Which is exactly what the parasite wants the person to do! The blister pops and the larvae go into the water. When the Guinea worm senses the water being poured on it, it will slowly start pushing itself out of a person's body and releasing more larvae. Once in the water, they go off looking for another copepod.

Q: Assure me there's a cure.

A: There's no drug you can take if you get Guinea worms. The only "cure" is one that's been around for thousands of years. As the Guinea worm is pushing itself out of your body, you slowly wrap it around on a stick. You don't want to grab it and pull it out because it will break and die, and then you have a 2-foot-long parasite in your body that will cause infection and might very well kill you.

For thousands of years, people have lain around for days just turning these sticks. Some think that this procedure is the symbol of medicine—the snakes around the staff. There are references to fiery serpents in the Bible when the Israelites are wandering in the desert. Guinea worms. Fortunately, even though there's no vaccine, they may be eradicated soon through public health awareness on how to avoid them [for example, using cheesecloth to drink fresh water and learning to not wash in freshwater sources].

Q: Good riddance to Guinea worms—and pinworms and head lice, too. But, don't we have to consider the big picture? If we are living in a parasitic world and they are such a dominant force, are we messing things up by eradicating them?

A: Truthfully, total eradication is just a dream. They are so resourceful and abundant. But in terms of medicine, there may be some unexpected results when you get rid of parasites.

Scientists are looking into the possibility that eradication might be responsible for allergies. There's a pretty clear correlation. Places where parasites, such as intestinal worms, have been eradicated are the places where you see the most allergies and disorders like Crohn's disease (an autoimmune disease in the intestines).

In Venezuela, scientists found that affluent city dwellers had high rates of allergies and very few parasites. Poor people living in the cities, because their sanitation isn't as good, have more parasites but their allergy rates are consistently lower. Same with Indians dwelling in the rain forest.

Right now, these are tantalizing connections. You have to keep in mind that our ancestors have been grappling with parasites for millions and millions of years. In a sense, we have an uneasy truce with them. Part of that involves the way the immune system holds them in check. Taking away parasites all of a sudden may make the immune system prone to overreacting to things like cat dander, peanuts or even your own body.

Q: Attacked by parasites and attacked by our own bodies.

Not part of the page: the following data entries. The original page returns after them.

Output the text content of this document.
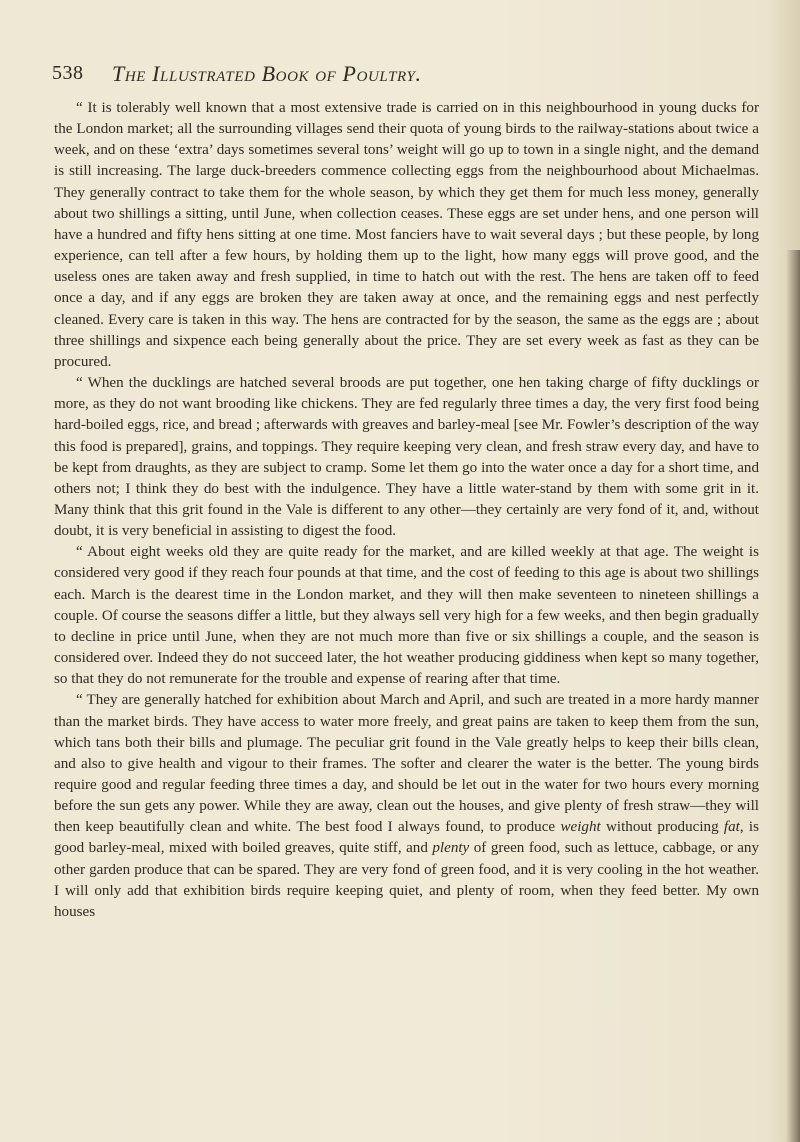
538 The Illustrated Book of Poultry.

“ It is tolerably well known that a most extensive trade is carried on in this neighbourhood in young ducks for the London market; all the surrounding villages send their quota of young birds to the railway-stations about twice a week, and on these ‘extra’ days sometimes several tons’ weight will go up to town in a single night, and the demand is still increasing. The large duck-breeders commence collecting eggs from the neighbourhood about Michaelmas. They generally contract to take them for the whole season, by which they get them for much less money, generally about two shillings a sitting, until June, when collection ceases. These eggs are set under hens, and one person will have a hundred and fifty hens sitting at one time. Most fanciers have to wait several days ; but these people, by long experience, can tell after a few hours, by holding them up to the light, how many eggs will prove good, and the useless ones are taken away and fresh supplied, in time to hatch out with the rest. The hens are taken off to feed once a day, and if any eggs are broken they are taken away at once, and the remaining eggs and nest perfectly cleaned. Every care is taken in this way. The hens are contracted for by the season, the same as the eggs are ; about three shillings and sixpence each being generally about the price. They are set every week as fast as they can be procured.

“ When the ducklings are hatched several broods are put together, one hen taking charge of fifty ducklings or more, as they do not want brooding like chickens. They are fed regularly three times a day, the very first food being hard-boiled eggs, rice, and bread ; afterwards with greaves and barley-meal [see Mr. Fowler’s description of the way this food is prepared], grains, and toppings. They require keeping very clean, and fresh straw every day, and have to be kept from draughts, as they are subject to cramp. Some let them go into the water once a day for a short time, and others not; I think they do best with the indulgence. They have a little water-stand by them with some grit in it. Many think that this grit found in the Vale is different to any other—they certainly are very fond of it, and, without doubt, it is very beneficial in assisting to digest the food.

“ About eight weeks old they are quite ready for the market, and are killed weekly at that age. The weight is considered very good if they reach four pounds at that time, and the cost of feeding to this age is about two shillings each. March is the dearest time in the London market, and they will then make seventeen to nineteen shillings a couple. Of course the seasons differ a little, but they always sell very high for a few weeks, and then begin gradually to decline in price until June, when they are not much more than five or six shillings a couple, and the season is considered over. Indeed they do not succeed later, the hot weather producing giddiness when kept so many together, so that they do not remunerate for the trouble and expense of rearing after that time.

“ They are generally hatched for exhibition about March and April, and such are treated in a more hardy manner than the market birds. They have access to water more freely, and great pains are taken to keep them from the sun, which tans both their bills and plumage. The peculiar grit found in the Vale greatly helps to keep their bills clean, and also to give health and vigour to their frames. The softer and clearer the water is the better. The young birds require good and regular feeding three times a day, and should be let out in the water for two hours every morning before the sun gets any power. While they are away, clean out the houses, and give plenty of fresh straw—they will then keep beautifully clean and white. The best food I always found, to produce weight without producing fat, is good barley-meal, mixed with boiled greaves, quite stiff, and plenty of green food, such as lettuce, cabbage, or any other garden produce that can be spared. They are very fond of green food, and it is very cooling in the hot weather. I will only add that exhibition birds require keeping quiet, and plenty of room, when they feed better. My own houses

Sounds like a standard-issue horror story scenario. In fact, some of our deepest, most universal fears are based on parasite images. “Alien.” “Invasion of the Body Snatchers.” Is there any possibility of some kind of catastrophic invasion?

A: There are certainly lots of parasites that we don't know about out there, whether they are virus, bacteria, worm or fungi. There are lots of things in the natural world that make their living by invading other organisms.

A lot of them are living inside hosts that live in the rain forest and remote parts of the world. The more we disturb these environments and the more globalized human society becomes, the easier it is for something to hop out of its previous host and try to infect humans. It may find that humans are a perfectly good host.

Q: If we hold up the mirror, what can we learn about ourselves from parasites?

A: If you think about the relationship we have with the rest of nature, the way we extract from the natural world, the way we use up resources without restoring them, the way that we manipulate nature in order to make it serve us better: These are all things that parasites do, and do very well.

After learning so much about them, I don't think that it is necessarily a bad thing to be called a parasite. They are quite clearly the most successful organisms on the planet.

But it might be useful for us to get an idea of what they are doing right. Because if we humans are parasites, I don't think we are very good ones. A parasite that kills off its hosts has got nowhere to live. Human beings only have one host. We have to treat it accordingly.